I am trying to find the eigen value of matrix $e^A$ such that the matrix A is given as
$$ \begin{bmatrix} a & 0 & 0\\ 0 & 0 & a\\ 0 & a & 0 \end{bmatrix} $$
I found $A^2 = \begin{bmatrix} a^2 & 0 & 0 \\ 0 & a^2 & 0 \\ 0 & 0 & a^2 \end{bmatrix}$, $A^3 = \begin{bmatrix} a^3 & 0 & 0 \\ 0 & 0 & a^3 \\ 0 & a^3 & 0 \end{bmatrix}$ and so forth...
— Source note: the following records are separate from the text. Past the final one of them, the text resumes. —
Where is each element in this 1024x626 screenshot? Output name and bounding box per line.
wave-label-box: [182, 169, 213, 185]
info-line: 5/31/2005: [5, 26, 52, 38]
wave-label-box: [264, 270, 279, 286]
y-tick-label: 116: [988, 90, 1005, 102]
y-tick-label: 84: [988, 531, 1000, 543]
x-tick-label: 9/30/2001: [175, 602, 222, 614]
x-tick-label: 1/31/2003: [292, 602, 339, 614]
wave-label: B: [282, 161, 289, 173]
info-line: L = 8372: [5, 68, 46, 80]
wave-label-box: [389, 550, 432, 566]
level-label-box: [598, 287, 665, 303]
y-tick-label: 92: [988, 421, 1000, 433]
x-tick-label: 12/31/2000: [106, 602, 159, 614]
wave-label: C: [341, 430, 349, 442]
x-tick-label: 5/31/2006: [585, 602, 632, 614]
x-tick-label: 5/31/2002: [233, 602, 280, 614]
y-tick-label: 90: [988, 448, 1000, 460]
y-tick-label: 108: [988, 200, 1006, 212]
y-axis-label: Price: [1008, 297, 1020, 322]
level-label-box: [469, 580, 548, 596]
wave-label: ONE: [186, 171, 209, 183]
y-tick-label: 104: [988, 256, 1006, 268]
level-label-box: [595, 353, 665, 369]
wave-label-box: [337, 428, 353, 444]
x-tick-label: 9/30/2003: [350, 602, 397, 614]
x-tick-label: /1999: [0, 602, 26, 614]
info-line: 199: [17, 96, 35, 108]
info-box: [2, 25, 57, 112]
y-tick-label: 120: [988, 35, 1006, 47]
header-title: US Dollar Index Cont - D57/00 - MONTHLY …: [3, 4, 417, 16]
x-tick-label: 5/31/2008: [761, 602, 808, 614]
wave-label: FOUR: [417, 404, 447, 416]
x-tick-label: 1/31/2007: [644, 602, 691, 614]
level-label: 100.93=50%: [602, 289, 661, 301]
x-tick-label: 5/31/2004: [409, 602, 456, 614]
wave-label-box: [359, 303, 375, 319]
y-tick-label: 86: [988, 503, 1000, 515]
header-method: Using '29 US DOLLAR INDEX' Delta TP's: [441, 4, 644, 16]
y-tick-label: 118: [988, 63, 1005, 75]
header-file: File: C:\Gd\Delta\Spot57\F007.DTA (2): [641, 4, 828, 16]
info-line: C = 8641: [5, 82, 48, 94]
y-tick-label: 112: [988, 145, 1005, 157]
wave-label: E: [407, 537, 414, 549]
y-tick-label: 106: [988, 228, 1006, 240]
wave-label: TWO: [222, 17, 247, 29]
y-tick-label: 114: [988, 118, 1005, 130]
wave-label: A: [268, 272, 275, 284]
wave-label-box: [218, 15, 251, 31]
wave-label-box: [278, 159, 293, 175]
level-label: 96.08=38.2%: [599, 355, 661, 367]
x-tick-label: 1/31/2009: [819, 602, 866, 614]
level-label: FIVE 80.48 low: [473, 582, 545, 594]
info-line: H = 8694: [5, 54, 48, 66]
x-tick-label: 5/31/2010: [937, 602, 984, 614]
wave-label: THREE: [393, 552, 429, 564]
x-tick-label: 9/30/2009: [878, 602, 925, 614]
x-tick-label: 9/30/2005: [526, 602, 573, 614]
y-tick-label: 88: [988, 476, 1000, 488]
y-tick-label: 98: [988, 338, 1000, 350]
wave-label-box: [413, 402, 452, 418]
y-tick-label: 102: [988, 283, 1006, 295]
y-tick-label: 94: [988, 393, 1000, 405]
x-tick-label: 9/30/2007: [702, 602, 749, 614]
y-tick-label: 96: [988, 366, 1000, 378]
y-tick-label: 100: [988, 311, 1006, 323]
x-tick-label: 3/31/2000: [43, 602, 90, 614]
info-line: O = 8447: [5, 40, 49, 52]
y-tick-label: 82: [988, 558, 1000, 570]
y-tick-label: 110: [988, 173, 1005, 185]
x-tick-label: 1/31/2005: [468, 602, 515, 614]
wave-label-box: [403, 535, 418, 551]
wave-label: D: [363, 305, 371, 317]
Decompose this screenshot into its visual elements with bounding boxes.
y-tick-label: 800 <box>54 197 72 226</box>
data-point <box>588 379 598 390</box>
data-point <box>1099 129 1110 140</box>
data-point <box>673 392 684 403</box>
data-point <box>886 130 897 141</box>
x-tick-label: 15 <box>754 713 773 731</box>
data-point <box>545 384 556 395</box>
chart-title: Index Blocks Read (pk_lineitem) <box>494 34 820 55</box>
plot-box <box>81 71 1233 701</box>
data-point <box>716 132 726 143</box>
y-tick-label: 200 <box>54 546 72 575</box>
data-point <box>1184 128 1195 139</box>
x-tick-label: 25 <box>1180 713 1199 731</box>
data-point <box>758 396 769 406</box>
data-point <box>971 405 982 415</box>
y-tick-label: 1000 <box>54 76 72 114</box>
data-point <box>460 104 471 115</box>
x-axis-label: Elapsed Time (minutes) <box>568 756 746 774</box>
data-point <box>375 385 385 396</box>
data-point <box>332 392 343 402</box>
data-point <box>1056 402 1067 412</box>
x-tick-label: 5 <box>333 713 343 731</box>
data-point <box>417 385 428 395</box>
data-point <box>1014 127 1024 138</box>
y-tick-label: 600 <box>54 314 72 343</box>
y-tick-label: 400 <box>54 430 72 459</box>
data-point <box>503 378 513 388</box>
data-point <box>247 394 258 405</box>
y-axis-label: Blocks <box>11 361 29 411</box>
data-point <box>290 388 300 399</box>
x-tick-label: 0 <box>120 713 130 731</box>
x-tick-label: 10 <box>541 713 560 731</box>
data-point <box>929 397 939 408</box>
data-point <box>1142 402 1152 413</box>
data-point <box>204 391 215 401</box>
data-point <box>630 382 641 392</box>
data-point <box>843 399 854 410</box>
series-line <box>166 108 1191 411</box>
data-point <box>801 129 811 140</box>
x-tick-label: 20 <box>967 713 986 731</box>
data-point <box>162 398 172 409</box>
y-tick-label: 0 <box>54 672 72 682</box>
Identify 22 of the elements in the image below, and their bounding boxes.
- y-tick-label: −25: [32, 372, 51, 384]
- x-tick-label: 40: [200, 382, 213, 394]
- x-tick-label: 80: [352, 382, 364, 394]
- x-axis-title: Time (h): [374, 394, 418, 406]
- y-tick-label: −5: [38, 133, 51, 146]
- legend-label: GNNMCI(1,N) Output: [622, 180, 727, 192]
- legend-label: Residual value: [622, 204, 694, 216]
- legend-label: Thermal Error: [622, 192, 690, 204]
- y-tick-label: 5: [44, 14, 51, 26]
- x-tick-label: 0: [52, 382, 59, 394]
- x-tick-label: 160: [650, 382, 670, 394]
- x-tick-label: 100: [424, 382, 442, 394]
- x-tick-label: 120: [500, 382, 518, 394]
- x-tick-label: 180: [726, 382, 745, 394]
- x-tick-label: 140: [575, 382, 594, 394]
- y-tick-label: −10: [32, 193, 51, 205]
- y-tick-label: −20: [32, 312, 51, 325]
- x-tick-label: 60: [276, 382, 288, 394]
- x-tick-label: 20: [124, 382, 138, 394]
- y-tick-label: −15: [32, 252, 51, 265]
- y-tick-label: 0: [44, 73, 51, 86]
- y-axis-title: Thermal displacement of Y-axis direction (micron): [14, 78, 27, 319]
So that I can find, $e^A$ by substituting above matrices in its power series expansion \begin{equation} e^A = 1 + A + \frac{1}{2!} A^2+\dots \end{equation}
which gives
\begin{equation} e^A = \begin{bmatrix} 1+a+\frac{1}{2}a^2+\frac{1}{6}a^3+\dots & 0 & 0 \\ 0 & 1+\frac{1}{2}a^2+\frac{1}{24}a^4+\dots & a+\frac{1}{6}a^3+\frac{1}{120}a^5\dots \\ 0 & a+\frac{1}{6}a^3+\frac{1}{120}a^5\dots & 1+\frac{1}{2}a^2+\frac{1}{24}a^4+\dots \end{bmatrix} \end{equation}
which can be written as
\begin{equation} e^A = \begin{bmatrix} e^a & 0 & 0 \\ 0 & \frac{e^a}{2}+\frac{e^{-a}}{2} & \frac{e^a}{2}-\frac{e^{-a}}{2} \\ 0 & \frac{e^a}{2}-\frac{e^{-a}}{2} & \frac{e^a}{2}+\frac{e^{-a}}{2} \end{bmatrix} \end{equation}
I am able to solve this, but I am wondering if there is a quicker way or a trick that I can use to find $e^A$ quickly that this method?